Want to be a famous expert? Good luck with that.
Want to talk to a famous expert? Thanks to a new site called https://www.expertinsight.com, you can — as long as you can afford the hefty fees. Foremost among those experts, according to the site, is Nate Silver, the acclaimed political blogger, statistician, and baseball analyst, whose work currently resides on the website of The New York Times.
But not so fast — Silver, whose name and picture are featured on the site as of this posting, says he actually won't be participating. In response to an email from The Angle, he writes:
I think ExpertInsight has a cool business model, and had agreed to be one of their several dozen "experts" when I was approached about it many months ago. I'm a freelancer with the Times and so have some flexibility to pursue outside engagements — provided that they are disclosed, and that they don't trigger conflicts of interest.
But after talking things over with some people here at the Times, I've decided that I'm not going to participate in ExpertInsight at all. It's just a little too blunt an instrument to provide for vetting potential conflicts of interest with the caution that would be required.
Silver had been a big part of the site's launch strategy. It had been circulating a press release asking, "How great would it be for a parent to just put their college kid in touch with Nate Silver for an in-depth and first-hand reference for a poli-sci paper?," and noting that Silver is "making himself available to chat with anyone who’s willing to pay the price — $1000 for an hour-long conversation — on a new website, ExpertInsight.com."
When The Angle contacted Louise Canuto, listed as the contact at the bottom of the press release, she said she had not heard about Silver's departure and would call back with more information shortly. As of posting time, she hadn't, but we'll post an update if she does.
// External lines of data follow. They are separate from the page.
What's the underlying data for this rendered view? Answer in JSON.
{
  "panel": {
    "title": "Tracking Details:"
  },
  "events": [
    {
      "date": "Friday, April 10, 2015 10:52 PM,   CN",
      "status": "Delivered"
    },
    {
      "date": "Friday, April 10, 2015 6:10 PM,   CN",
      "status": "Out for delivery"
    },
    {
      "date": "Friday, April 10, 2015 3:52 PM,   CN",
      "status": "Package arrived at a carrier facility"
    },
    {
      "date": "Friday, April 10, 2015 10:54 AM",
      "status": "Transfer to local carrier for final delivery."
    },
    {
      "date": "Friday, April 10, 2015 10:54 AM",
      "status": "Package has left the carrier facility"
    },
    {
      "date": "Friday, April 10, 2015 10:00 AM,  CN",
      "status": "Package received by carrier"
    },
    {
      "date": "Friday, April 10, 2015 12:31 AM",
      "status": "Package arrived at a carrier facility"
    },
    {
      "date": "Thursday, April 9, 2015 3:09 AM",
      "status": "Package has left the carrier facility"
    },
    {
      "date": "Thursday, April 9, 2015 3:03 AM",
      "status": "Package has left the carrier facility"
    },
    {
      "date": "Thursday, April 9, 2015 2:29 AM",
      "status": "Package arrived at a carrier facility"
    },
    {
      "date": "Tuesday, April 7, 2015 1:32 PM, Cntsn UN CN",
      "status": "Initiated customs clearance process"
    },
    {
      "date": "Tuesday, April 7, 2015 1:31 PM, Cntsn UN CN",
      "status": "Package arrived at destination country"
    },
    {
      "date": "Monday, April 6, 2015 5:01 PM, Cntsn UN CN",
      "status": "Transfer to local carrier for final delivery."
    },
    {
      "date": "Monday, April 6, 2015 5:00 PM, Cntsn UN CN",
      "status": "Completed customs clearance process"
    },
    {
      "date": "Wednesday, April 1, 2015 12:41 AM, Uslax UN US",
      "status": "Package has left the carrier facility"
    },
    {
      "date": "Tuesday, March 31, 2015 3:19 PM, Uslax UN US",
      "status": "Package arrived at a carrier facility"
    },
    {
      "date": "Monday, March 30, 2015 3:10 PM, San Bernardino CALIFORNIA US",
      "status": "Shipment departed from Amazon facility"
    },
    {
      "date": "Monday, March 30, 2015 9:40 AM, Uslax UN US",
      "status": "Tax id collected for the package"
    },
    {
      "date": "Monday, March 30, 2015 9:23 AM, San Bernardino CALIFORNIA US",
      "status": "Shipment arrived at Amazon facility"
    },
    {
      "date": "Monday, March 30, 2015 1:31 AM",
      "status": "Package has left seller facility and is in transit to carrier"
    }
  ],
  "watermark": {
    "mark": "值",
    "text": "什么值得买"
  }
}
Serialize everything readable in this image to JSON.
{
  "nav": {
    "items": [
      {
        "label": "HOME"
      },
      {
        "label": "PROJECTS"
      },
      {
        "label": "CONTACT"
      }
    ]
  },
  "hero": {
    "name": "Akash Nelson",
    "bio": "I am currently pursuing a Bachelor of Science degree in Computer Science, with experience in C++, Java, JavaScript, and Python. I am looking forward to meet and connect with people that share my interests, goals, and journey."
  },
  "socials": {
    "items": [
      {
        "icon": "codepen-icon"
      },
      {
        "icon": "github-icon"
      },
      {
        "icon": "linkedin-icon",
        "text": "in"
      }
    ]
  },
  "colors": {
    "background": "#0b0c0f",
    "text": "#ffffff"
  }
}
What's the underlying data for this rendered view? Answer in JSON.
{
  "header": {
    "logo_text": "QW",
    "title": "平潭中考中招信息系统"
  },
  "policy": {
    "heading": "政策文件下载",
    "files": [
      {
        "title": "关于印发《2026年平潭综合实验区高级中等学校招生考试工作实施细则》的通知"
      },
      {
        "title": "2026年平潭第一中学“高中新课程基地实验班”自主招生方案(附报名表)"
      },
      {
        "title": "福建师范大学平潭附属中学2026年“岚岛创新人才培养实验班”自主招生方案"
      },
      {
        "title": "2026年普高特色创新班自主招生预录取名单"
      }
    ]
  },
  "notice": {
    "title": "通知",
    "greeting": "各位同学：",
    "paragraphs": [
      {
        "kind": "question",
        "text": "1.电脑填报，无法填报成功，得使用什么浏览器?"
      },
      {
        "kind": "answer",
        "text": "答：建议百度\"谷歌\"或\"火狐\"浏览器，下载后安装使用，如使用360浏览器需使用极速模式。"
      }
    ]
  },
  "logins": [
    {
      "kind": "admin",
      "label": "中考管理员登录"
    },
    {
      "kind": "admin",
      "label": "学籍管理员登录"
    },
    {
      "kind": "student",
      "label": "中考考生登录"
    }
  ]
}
In addition to the questions of journalistic ethics raised by Silver, the argument against a site like this is pretty straightforward — at a time when the richest Americans enjoy every possible advantage at a historic level, there's something particularly unseemly about the many experts listed on the site, some of them big names like economist Steven Levitt, selling their insights on an individual basis to anyone who can afford a hefty price tag. (Though, to be fair, many of the experts in question are poker players, and it's hard to get as upset about people over-paying for poker coaching.)
That said, there's reason to be skeptical such correspondence would even be all that useful. The sorts of academics and journalists who have legitimate reasons to get in touch with top experts already have ways of doing do. Who's left? Among the students and professionals who can afford this service, one would hope most of them have professors or supervisors who would be unhappy with them buying expert opinion at this price. It would be nice to think that we haven't yet reached a point where a professor would say, "You had the foresight to pay Nate Silver $1,000 to help you with your paper? Well-played: A+!"